V: Die Themen sind so zahlreich, dass wir dafür eigentlich ein eigenes Interview machen müssten. Es ist aber ganz klar ein neoliberaler Vorstoß ohne Skrupel. Es geht um die Privatisierung von öffentlichen Dienstleistungen, Änderungen im Zugang zu Land, mehr Gewicht für die privaten Institutionen in der Bildung, um Bestimmungen, die Repression bei Demonstrationen ermöglichen, größere Macht für Geheimdienste, wobei es auch um Ermittlungen in Bezug auf die „innere Sicherheit“ geht, also z.B. für die Organisation von Demonstrationen, um Änderungen zur Aushandlung von Tarifen und Arbeitsbedingungen, Änderungen in den Gesetzen, welche die Medien regulieren im Sinne unternehmerischer Interessen, und vieles mehr. Auch die designierten Minister der neuen Regierung tragen zu dem Gefühl bei, dass die neue Regierung ohne Skrupel sein wird. Viele ihrer Namen sind bekannt durch frühere Posten in anderen rechten Regierungen, durch Korruptionsanklagen, mit einer belasteten Vergangenheit. Es kommen nicht fünf lange Jahre einer langsamen Rechtsentwicklung, nein. Das ist eine Bombe. Alles wird sehr schnell gehen, es geht ums Ganze, ohne Skrupel. Für uns in den sozialen Organisationen bedeutet das, dass wir alle Kampagnen gegen das Gesetz auffahren müssen. Das zerstreut unsere Energien, weil es so viele Themen berührt – es macht viele Fronten gleichzeitig auf. Ich glaube, das ist auch intendiert.

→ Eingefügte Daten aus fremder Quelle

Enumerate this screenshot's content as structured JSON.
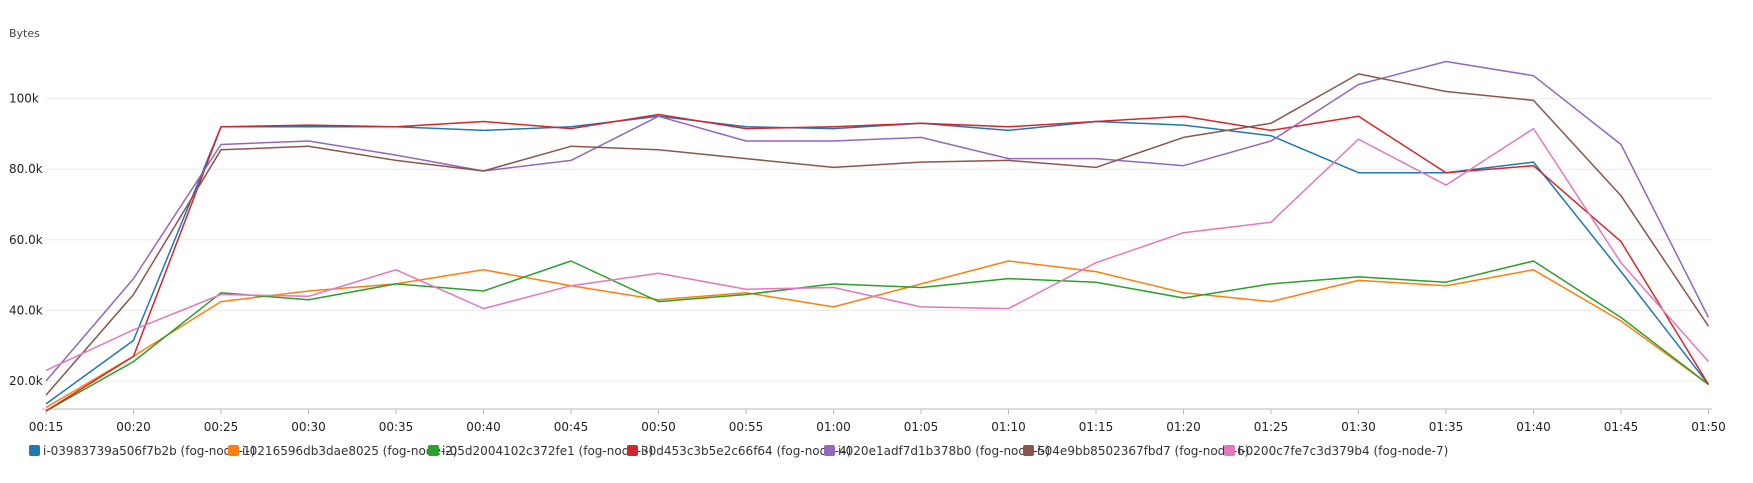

Was wollt ihr jetzt dagegen tun? Der 8. März wird ja die erste große Demo unter der neuen Regierung sein…
D: Es gab die Idee, die Route der Demo zu ändern und zur Torre Ejecutiva, dem Präsidentensitz, zu laufen, aber wir haben uns entschieden, die gleiche Route wie immer zu machen.

V: Das hat damit zu tun, dass unsere Forderungen nicht nur an die Präsidentschaft gerichtet sind, sondern an die gesamte Gesellschaft, es geht um das gesamte System. Das Patriarchat drückt sich ja nicht nur in der Regierung aus, deswegen war uns wichtig, jetzt ganz explizit die Route beizubehalten, um damit einer Perspektive Ausdruck zu geben, die über die Forderungen an den Staat hinausgeht. Wir blenden natürlich nicht aus, dass der Staat eine Rolle spielt, und dass es jetzt eine rechte Regierung gibt, aber jenseits davon geht es uns auch darum, dass wir selbst Dinge aufbauen und uns nicht nur etwas entgegenstellen. Daher auch das Festhalten an der Route. Wir wollen nicht alle Forderungen der Bewegung an die Präsident- schaft richten. Die Bewegung ist viel mehr als das, in dem, was sie anklagt und auch in dem, was sie erschafft.

WAHLEN IN URUGUAY

Luis Lacalle Pou der rechtskonservativen Partei Partido Nacional hatte sich in der Stichwahl am 24. November äußerst knapp gegen den Kandidaten des Mitte-Links Bündnisses Frente Amplio, Daniel Martínez, durchgesetzt. Martínez war als Sieger aus dem ersten Wahlgang hervorgegangen (39 zu 28 Prozent), seine Stimmen reichten jedoch nicht für die notwendige Mehrheit. Die Stichwahl gewann Lacalle Pou durch die vorab eingegangene Koalition, die Coalición Multicolor, mit konservativen, traditionellen Parteien und der rechtsextremen Cabildo Abierto. Eine Analyse der Wahlen in Urguay ist im Vorwahlbericht “Museum der großen Neuheiten” von Diego Castro nachzulesen, erschienen in der LN 545.